Was ist nun das Ergebnis dieser enormen Arbeit? Man kann sagen, dass es eine spannende Lebensgeschichte wird, die versucht zu erklären, warum Fischer zwar zu seinen Lebzeiten ein sehr geschätzter Pianist war, aber doch in einer auch medial geprägten Musikwelt zu wenig „geglitzert“ hat, um in der Nachwelt zu überleben. Zudem war er Traditionalist, der das Publikum nicht mit aufsehenerregenden Interpretationen fütterte, aber doch als „Ausdruckskünstler“ galt und offenbar immer durch eine ganz persönliche „Natürlichkeit“ zu fesseln verstand.

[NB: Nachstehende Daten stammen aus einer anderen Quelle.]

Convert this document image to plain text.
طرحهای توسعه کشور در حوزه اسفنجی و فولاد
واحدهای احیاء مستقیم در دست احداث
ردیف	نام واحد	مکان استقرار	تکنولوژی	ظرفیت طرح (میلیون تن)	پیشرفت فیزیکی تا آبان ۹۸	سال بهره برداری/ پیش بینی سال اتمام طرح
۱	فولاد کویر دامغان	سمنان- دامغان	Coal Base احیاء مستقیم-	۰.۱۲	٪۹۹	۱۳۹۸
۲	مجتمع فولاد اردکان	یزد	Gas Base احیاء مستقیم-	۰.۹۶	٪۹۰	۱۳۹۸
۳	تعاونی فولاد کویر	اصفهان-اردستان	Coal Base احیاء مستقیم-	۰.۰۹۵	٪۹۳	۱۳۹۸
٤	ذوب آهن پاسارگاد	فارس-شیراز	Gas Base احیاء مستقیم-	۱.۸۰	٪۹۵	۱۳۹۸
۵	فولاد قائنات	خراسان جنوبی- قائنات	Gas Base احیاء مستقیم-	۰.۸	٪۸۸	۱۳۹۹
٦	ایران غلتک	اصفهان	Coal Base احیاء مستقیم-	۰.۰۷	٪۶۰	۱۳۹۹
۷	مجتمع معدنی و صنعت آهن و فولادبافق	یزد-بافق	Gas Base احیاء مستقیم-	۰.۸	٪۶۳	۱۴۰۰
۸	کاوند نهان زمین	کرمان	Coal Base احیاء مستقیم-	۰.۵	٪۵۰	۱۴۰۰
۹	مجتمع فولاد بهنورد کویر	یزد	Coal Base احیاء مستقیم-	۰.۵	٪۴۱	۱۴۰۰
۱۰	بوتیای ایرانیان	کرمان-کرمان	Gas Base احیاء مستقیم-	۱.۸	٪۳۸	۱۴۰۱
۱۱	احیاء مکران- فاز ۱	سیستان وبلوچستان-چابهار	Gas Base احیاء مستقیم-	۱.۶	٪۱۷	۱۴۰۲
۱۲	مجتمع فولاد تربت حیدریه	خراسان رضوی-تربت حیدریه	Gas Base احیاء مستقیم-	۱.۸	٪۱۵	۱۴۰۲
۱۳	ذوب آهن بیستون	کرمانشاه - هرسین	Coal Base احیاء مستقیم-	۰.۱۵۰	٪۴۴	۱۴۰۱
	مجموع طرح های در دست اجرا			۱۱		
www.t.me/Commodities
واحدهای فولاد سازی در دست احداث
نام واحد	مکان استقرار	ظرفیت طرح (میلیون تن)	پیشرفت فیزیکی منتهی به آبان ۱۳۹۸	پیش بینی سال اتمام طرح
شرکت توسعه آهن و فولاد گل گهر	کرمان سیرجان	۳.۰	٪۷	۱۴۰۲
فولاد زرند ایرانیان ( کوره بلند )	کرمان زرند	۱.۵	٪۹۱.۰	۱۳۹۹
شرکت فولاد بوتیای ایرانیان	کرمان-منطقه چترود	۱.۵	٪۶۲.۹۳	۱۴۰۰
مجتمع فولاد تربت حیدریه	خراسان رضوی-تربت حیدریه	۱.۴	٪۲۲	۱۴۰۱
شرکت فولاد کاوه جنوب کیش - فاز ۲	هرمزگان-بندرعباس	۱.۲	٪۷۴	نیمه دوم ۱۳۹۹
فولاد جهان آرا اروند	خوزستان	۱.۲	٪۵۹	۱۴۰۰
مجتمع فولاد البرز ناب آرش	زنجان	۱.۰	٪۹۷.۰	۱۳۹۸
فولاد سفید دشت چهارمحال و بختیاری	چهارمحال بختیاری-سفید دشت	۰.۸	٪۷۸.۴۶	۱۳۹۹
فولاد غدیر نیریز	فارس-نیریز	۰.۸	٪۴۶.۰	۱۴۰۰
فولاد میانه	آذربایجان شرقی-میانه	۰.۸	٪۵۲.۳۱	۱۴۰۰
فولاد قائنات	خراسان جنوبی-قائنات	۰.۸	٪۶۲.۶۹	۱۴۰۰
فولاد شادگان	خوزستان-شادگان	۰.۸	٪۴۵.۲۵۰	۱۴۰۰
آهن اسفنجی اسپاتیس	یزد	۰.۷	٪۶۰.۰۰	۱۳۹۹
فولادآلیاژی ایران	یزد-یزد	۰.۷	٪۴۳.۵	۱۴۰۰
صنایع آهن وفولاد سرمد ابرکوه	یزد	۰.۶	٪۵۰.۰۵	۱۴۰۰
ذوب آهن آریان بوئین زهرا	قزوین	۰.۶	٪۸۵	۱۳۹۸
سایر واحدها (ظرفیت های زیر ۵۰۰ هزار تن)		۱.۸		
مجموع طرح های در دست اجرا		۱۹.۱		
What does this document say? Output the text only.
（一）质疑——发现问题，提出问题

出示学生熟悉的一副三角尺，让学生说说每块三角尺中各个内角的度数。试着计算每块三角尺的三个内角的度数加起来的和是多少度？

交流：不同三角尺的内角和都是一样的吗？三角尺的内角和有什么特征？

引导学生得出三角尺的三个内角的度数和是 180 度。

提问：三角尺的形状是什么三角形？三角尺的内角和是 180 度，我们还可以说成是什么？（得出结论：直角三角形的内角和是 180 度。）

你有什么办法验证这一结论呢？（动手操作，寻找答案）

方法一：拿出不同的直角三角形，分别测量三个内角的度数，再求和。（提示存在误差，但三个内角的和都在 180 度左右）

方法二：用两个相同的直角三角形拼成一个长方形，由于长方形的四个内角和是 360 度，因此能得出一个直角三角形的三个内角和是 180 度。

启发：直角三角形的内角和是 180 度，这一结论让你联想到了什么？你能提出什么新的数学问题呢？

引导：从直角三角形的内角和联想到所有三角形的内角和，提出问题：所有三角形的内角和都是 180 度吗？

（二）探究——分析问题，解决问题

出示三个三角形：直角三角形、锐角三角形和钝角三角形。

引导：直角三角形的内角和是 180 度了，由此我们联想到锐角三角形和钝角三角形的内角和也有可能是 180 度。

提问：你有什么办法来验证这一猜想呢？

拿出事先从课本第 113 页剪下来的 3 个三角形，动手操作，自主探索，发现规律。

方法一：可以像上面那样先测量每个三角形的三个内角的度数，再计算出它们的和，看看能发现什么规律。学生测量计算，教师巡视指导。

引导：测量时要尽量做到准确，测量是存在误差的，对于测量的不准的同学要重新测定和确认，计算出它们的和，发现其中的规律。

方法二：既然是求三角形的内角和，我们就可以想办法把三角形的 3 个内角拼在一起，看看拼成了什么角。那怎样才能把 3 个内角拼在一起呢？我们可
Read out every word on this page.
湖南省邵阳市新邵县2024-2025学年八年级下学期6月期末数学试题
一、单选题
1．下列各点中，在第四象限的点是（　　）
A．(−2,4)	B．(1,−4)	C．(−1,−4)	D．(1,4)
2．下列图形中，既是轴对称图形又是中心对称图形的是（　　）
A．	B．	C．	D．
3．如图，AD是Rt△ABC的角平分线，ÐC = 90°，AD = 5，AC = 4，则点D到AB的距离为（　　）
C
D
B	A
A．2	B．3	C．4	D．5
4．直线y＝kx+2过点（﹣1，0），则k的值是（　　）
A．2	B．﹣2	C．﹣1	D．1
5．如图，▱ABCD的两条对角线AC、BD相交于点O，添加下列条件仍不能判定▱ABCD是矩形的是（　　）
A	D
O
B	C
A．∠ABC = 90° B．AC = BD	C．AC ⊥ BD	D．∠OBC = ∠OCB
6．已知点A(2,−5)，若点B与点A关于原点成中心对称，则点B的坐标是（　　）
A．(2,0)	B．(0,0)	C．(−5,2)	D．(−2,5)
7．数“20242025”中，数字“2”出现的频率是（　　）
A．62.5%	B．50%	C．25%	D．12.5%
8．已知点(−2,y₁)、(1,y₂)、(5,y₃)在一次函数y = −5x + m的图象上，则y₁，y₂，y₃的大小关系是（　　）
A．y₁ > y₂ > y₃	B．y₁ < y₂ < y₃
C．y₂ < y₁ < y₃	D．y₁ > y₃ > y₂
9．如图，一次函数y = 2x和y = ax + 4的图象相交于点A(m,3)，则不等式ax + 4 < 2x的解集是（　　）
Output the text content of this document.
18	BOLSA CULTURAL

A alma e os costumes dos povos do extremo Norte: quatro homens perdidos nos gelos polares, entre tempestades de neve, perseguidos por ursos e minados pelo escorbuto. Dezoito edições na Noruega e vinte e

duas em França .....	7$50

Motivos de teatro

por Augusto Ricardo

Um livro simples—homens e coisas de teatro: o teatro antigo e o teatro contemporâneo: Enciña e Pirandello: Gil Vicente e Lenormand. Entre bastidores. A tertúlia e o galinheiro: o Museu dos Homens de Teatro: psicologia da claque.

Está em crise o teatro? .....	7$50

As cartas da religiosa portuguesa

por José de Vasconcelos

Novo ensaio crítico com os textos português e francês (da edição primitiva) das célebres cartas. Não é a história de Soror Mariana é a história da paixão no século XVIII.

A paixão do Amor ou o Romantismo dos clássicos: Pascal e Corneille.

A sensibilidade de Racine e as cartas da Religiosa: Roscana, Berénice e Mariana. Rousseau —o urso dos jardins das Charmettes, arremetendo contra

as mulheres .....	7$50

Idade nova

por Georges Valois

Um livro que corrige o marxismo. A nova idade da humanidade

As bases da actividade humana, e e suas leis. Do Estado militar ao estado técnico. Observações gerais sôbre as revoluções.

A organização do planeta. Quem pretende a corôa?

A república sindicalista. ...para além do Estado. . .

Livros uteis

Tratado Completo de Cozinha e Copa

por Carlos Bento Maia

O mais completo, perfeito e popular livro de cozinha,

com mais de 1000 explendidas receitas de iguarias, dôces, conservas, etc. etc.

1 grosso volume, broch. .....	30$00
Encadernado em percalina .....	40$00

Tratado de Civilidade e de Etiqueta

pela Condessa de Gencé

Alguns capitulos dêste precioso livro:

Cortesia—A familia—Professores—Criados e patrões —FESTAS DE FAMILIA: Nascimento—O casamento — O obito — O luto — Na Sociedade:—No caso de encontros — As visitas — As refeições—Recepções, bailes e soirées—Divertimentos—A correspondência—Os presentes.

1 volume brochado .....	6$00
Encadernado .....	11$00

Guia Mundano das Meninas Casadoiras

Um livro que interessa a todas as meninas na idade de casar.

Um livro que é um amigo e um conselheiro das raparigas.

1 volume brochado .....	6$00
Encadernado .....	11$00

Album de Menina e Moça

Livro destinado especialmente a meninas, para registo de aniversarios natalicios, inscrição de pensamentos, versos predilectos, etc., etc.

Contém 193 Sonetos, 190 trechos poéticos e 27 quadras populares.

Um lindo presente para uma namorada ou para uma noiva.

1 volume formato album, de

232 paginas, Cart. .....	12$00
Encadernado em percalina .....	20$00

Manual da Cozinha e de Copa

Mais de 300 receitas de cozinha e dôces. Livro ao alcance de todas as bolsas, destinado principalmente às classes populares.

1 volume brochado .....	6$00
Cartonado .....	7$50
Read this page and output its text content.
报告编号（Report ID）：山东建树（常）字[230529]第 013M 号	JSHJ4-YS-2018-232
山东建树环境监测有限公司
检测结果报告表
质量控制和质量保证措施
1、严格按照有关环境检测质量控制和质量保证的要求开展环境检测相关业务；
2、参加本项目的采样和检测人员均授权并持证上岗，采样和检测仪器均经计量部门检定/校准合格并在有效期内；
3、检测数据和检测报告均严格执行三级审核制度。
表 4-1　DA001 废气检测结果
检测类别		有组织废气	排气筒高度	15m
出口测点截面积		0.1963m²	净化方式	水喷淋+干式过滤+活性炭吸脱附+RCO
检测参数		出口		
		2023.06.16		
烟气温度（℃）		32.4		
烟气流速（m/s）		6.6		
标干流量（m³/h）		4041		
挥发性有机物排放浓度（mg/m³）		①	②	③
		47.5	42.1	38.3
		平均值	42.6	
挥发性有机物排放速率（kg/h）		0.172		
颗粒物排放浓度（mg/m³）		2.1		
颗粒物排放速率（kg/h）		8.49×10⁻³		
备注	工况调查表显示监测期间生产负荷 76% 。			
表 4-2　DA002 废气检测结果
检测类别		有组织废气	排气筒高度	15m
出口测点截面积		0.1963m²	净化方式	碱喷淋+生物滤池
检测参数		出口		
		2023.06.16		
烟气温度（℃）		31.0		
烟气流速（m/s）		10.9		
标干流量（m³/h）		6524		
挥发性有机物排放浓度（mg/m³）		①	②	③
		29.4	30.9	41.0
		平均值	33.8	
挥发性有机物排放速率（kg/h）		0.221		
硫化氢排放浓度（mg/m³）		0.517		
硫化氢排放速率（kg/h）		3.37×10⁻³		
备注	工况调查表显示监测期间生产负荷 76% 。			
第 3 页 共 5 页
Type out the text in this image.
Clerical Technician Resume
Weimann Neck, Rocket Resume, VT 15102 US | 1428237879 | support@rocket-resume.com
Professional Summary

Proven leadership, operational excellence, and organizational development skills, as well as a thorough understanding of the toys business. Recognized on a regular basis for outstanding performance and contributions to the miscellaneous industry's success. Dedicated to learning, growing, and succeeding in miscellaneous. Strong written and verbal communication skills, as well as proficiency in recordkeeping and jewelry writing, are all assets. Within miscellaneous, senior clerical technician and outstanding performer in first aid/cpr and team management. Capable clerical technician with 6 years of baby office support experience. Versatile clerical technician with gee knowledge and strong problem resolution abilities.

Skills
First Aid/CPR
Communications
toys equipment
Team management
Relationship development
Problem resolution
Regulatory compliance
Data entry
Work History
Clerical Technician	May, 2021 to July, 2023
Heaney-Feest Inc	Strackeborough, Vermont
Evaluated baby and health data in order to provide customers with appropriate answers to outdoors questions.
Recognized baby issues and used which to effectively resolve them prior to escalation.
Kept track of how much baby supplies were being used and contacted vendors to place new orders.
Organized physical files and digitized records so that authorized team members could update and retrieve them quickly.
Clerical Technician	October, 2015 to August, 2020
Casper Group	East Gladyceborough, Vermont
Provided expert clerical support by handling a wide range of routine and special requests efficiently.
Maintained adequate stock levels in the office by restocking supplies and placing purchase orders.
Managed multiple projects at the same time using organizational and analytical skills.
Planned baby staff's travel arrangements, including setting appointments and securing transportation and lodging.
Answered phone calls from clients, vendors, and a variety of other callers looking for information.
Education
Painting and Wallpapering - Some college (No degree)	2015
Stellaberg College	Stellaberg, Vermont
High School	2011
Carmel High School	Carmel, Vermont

Man liest, wie entschlossen sich der nach außen stille Mann seine Karriere erkämpft hat – und wie unendlich schwierig sein Leben war. Geboren am 6. Oktober 1886 in Basel, der Sohn eines Zuwanderers aus Prag, ein aus einer Instrumentenbauerfamilie stammender Oboist, der starb, als der Sohn vier Jahre alt war, und einer aus wohl-bürgerlicher Familie stammenden Mutter (Anna Friedlin, 1858-1947), die ihr Leben buchstäblich auf ihren einzigen Sohn konzentrierte, ihn gängelte und reglementierte und bis zu ihrem Tod nicht aus ihren Klauen ließ.

Schon das mochte einen jungen Menschen „verbiegen“, dem nur preußische Tugenden und Abscheu vor Erotik eingebläut wurde. Leistung, Fleiß und Durchhaltekraft haben ihm später zu einer Karriere verholfen, die durchaus nicht selbstverständlich war, während er dann die „gesellschaftliche Isolation“, die er sich anfangs auferlegte, doch nicht durchhielt und auch nicht so geschlechtlich abstinent lebte, wie es die Mutter gerne gehabt hätte.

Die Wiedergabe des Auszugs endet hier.